At last, the winds eased, then ceased, and he floated to the ground in a strange country. The ground there was bare, and the moon and stars had vanished from the sky. The air seemed gray and shrouded. The dead boy leaned to one side and shook himself until the stick fell out of his shirt. He wound up the twine that had trailed behind him, and he waited for the sun to rise. Hour after long hour, there was only the same grayness. So he began to wander.

Before long, he encountered a man who looked a little like himself, with a bald head atop leathery limbs. “Where am I?” the dead boy asked.

The man looked at the grayness all around. “Where?” he said. His voice, like the dead boy’s, resembled the rustle of dead leaves stirring.

A woman emerged from the grayness. Her head, too, was bald, and her skin dried out. “This!” she rasped, touching the dead boy’s shirt. “I remember this!” She tugged on the dead boy’s sleeve. “I had a thing like this.”

“Clothes?” said the dead boy.

“Clothes!” the woman cried. “That’s what it was called.”

More shriveled people came out of the grayness and crowded close to see the strange boy who wore clothes. Now the dead boy knew where he was. This was the land of the dead.

“Why do you have clothes?” asked the dead woman. “We came here with nothing.”

“I have always been dead,” said the dead boy, “but I spent six years among the living.”

“Six years!” said one of the dead. “And you have only just now come to us?”

“Did you know my wife?” asked a dead man. “Is she still among the living?”

“Give me news of my son!”

“What about my sister?”

The dead people crowded closer.

“What is your sister’s name?” the dead boy asked. But the dead could not remember the names of their loved ones. They did not even remember their own names. Likewise, the names of the places where they had lived, the numbers given to their years, the manners or fashions of their times — all of these they had forgotten.

“Well,” said the dead boy, “in the town where I was born, there was a widow; maybe she was your wife. And I knew a boy whose mother had died; perhaps he was your son. And I knew an old woman who might have been your sister.”

“Are you going back?” one dead person asked.

“Of course not,” said another. “No one ever goes back.”

“I think I might,” the dead boy said. He explained about his flying. “The next time the wind blows —”

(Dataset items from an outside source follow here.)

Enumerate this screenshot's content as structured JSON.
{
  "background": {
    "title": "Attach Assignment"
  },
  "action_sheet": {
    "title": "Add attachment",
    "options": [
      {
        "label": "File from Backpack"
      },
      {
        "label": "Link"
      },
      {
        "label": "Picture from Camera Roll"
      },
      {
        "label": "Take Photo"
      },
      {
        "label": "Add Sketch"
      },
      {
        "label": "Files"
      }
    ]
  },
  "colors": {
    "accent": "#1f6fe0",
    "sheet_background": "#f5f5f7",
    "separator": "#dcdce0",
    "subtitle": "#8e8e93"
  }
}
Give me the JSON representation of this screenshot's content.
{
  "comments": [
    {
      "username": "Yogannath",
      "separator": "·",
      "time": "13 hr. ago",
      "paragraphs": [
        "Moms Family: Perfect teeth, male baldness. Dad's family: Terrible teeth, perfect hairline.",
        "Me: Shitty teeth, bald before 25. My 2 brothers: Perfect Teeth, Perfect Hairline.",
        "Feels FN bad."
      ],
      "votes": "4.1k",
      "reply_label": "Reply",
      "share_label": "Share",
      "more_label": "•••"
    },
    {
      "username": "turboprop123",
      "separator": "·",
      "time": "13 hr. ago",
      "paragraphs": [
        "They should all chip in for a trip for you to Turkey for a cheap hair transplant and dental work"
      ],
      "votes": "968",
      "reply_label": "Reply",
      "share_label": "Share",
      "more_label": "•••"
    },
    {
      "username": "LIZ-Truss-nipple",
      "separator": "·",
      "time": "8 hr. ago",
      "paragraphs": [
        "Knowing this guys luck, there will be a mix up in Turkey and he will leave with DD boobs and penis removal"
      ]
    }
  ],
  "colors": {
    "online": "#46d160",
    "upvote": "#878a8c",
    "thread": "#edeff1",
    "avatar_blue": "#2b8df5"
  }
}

“The wind never blows here,” said a man so newly dead that he remembered wind.

“Then you could run with my string.”

“Would that work?”

“I think so.”

“Take a message to my husband!” said a dead woman.

“Tell my wife that I miss her!” said a dead man.

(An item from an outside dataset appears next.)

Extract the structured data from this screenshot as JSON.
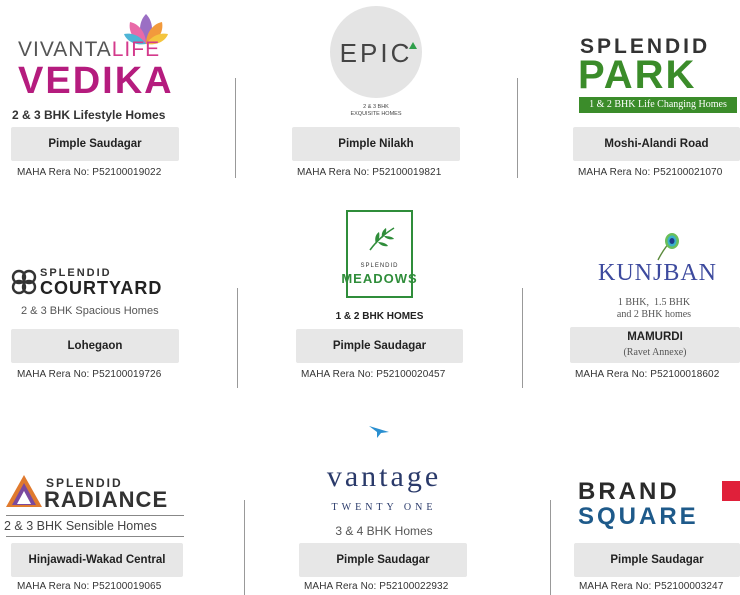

“Let my sister know I haven’t forgotten her!”

“Say to my lover that I love him still!”

They gave him their messages, not knowing whether their loved ones might themselves be long dead. Indeed, a pair of dead lovers may well have been standing next to one another in the land of the dead, sending each other messages through the dead boy. Still, he memorized them all.

Then the dead put the stick back inside his shirt sleeves, tied everything in place, and unwound his string. Running as fast as their leathery legs could manage, they pulled the dead boy back into the sky and released the string. They watched with their dead eyes as he glided away.

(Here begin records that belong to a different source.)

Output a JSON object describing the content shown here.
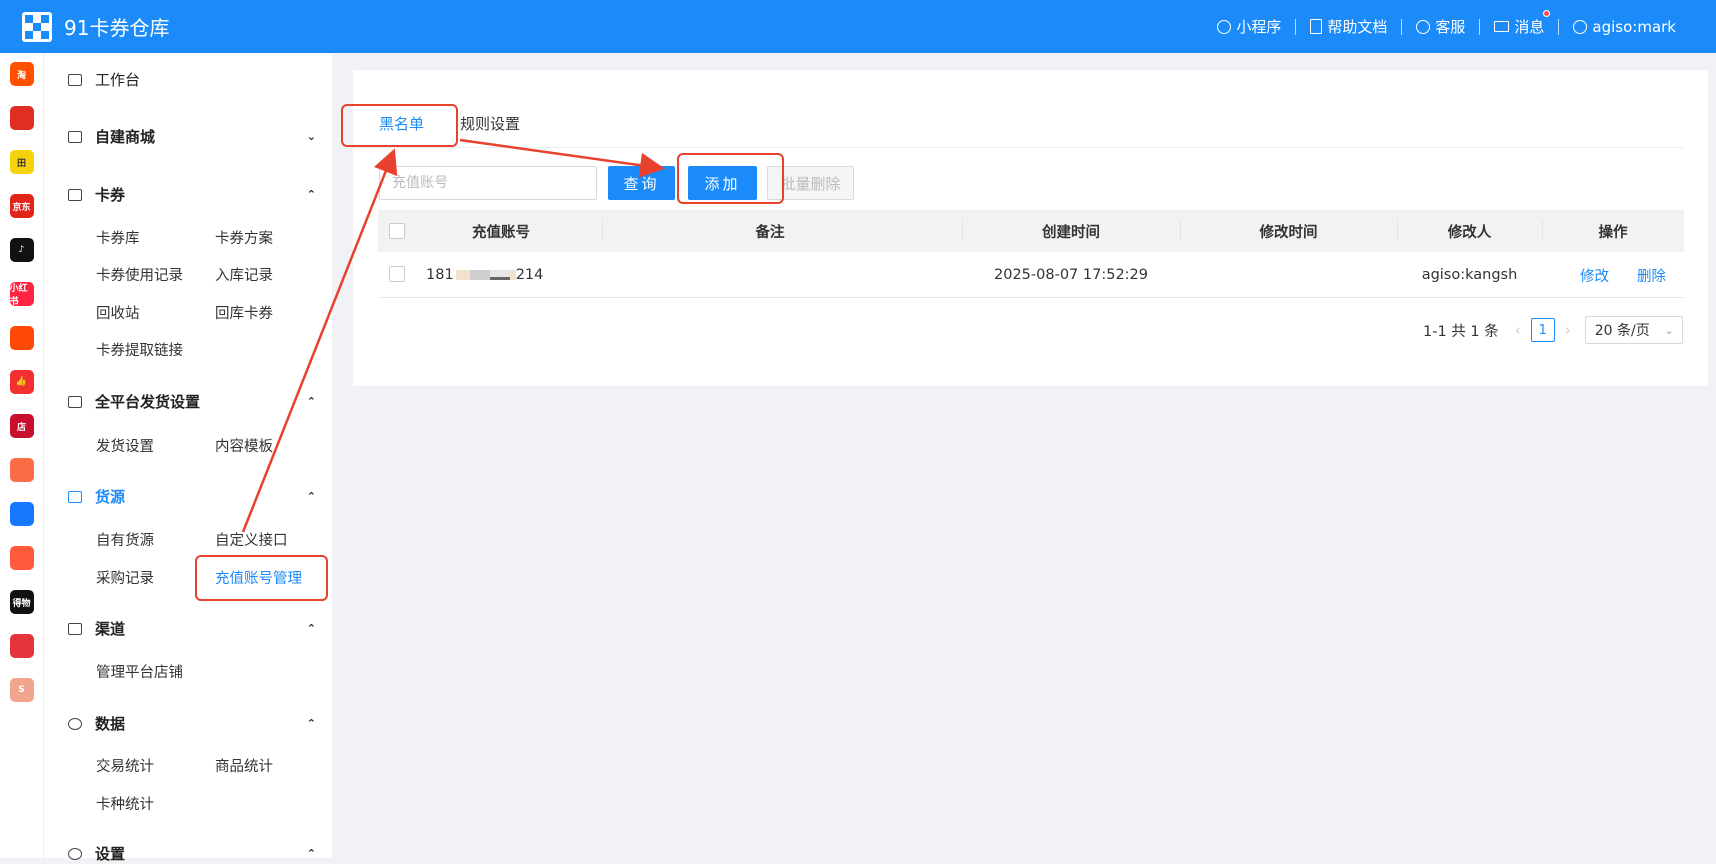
{
  "header": {
    "app_title": "91卡券仓库",
    "nav": [
      {
        "label": "小程序",
        "icon": "link-icon"
      },
      {
        "label": "帮助文档",
        "icon": "document-icon"
      },
      {
        "label": "客服",
        "icon": "headset-icon"
      },
      {
        "label": "消息",
        "icon": "mail-icon",
        "badge": true
      },
      {
        "label": "agiso:mark",
        "icon": "user-icon"
      }
    ]
  },
  "platform_rail": [
    {
      "name": "taobao-icon",
      "label": "淘",
      "color": "#ff5000"
    },
    {
      "name": "pinduoduo-icon",
      "label": "",
      "color": "#e02e24"
    },
    {
      "name": "tianmao-icon",
      "label": "田",
      "color": "#f5d20b"
    },
    {
      "name": "jd-icon",
      "label": "京东",
      "color": "#e1251b"
    },
    {
      "name": "douyin-icon",
      "label": "♪",
      "color": "#111111"
    },
    {
      "name": "xiaohongshu-icon",
      "label": "小红书",
      "color": "#ff2442"
    },
    {
      "name": "kuaishou-icon",
      "label": "",
      "color": "#ff4906"
    },
    {
      "name": "thumb-icon",
      "label": "👍",
      "color": "#f2302f"
    },
    {
      "name": "store-icon",
      "label": "店",
      "color": "#c8102e"
    },
    {
      "name": "bag-icon",
      "label": "",
      "color": "#fa6d47"
    },
    {
      "name": "chain-icon",
      "label": "",
      "color": "#1677ff"
    },
    {
      "name": "face-icon",
      "label": "",
      "color": "#ff5a3c"
    },
    {
      "name": "dewu-icon",
      "label": "得物",
      "color": "#111111"
    },
    {
      "name": "youzan-icon",
      "label": "",
      "color": "#e5343a"
    },
    {
      "name": "shop-icon",
      "label": "S",
      "color": "#f2a58e"
    }
  ],
  "sidebar": {
    "workbench": "工作台",
    "sections": [
      {
        "title": "自建商城",
        "chev": "⌄"
      },
      {
        "title": "卡券",
        "chev": "⌃",
        "items": [
          "卡券库",
          "卡券方案",
          "卡券使用记录",
          "入库记录",
          "回收站",
          "回库卡券",
          "卡券提取链接"
        ]
      },
      {
        "title": "全平台发货设置",
        "chev": "⌃",
        "items": [
          "发货设置",
          "内容模板"
        ]
      },
      {
        "title": "货源",
        "chev": "⌃",
        "items": [
          "自有货源",
          "自定义接口",
          "采购记录",
          "充值账号管理"
        ]
      },
      {
        "title": "渠道",
        "chev": "⌃",
        "items": [
          "管理平台店铺"
        ]
      },
      {
        "title": "数据",
        "chev": "⌃",
        "items": [
          "交易统计",
          "商品统计",
          "卡种统计"
        ]
      },
      {
        "title": "设置",
        "chev": "⌃"
      }
    ]
  },
  "main": {
    "tabs": [
      "黑名单",
      "规则设置"
    ],
    "search_placeholder": "充值账号",
    "buttons": {
      "query": "查询",
      "add": "添加",
      "batch_delete": "批量删除"
    },
    "table": {
      "headers": [
        "充值账号",
        "备注",
        "创建时间",
        "修改时间",
        "修改人",
        "操作"
      ],
      "rows": [
        {
          "account_prefix": "181",
          "account_suffix": "214",
          "note": "",
          "created": "2025-08-07 17:52:29",
          "modified": "",
          "modifier": "agiso:kangsh",
          "actions": [
            "修改",
            "删除"
          ]
        }
      ]
    },
    "pagination": {
      "summary": "1-1 共 1 条",
      "current": "1",
      "page_size": "20 条/页"
    }
  },
  "colors": {
    "primary": "#1b8bfa",
    "annotation": "#e8412e"
  }
}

He glided for a long time over the uniform gray stillness until at last a puff of wind lifted him higher; then a breath of wind took him higher still; then a stronger gust of wind carried him up above the grayness to where he could again see the moon and the stars. Below, he saw moonlight reflected in the ocean. In the distance rose mountain peaks. The dead boy came to earth in a little village. He knew no one there, but at the first house he came to, he rapped on the bedroom shutters. To the woman who answered, he said, “A message from the land of the dead,” and he gave her one of the messages. The woman wept, and gave him a message in return.

House by house, he delivered word from the dead. House by house, he collected replies. In the morning, he found some boys to fly him, to give him back to the wind’s mercy so that he could carry these new messages back to the land of the dead.

So it has been ever since. On any night, his head full of messages, he may rap upon any window to remind someone — to remind you, perhaps — of love that outlives memory, of love that needs no names.


This story first appeared in North American Review.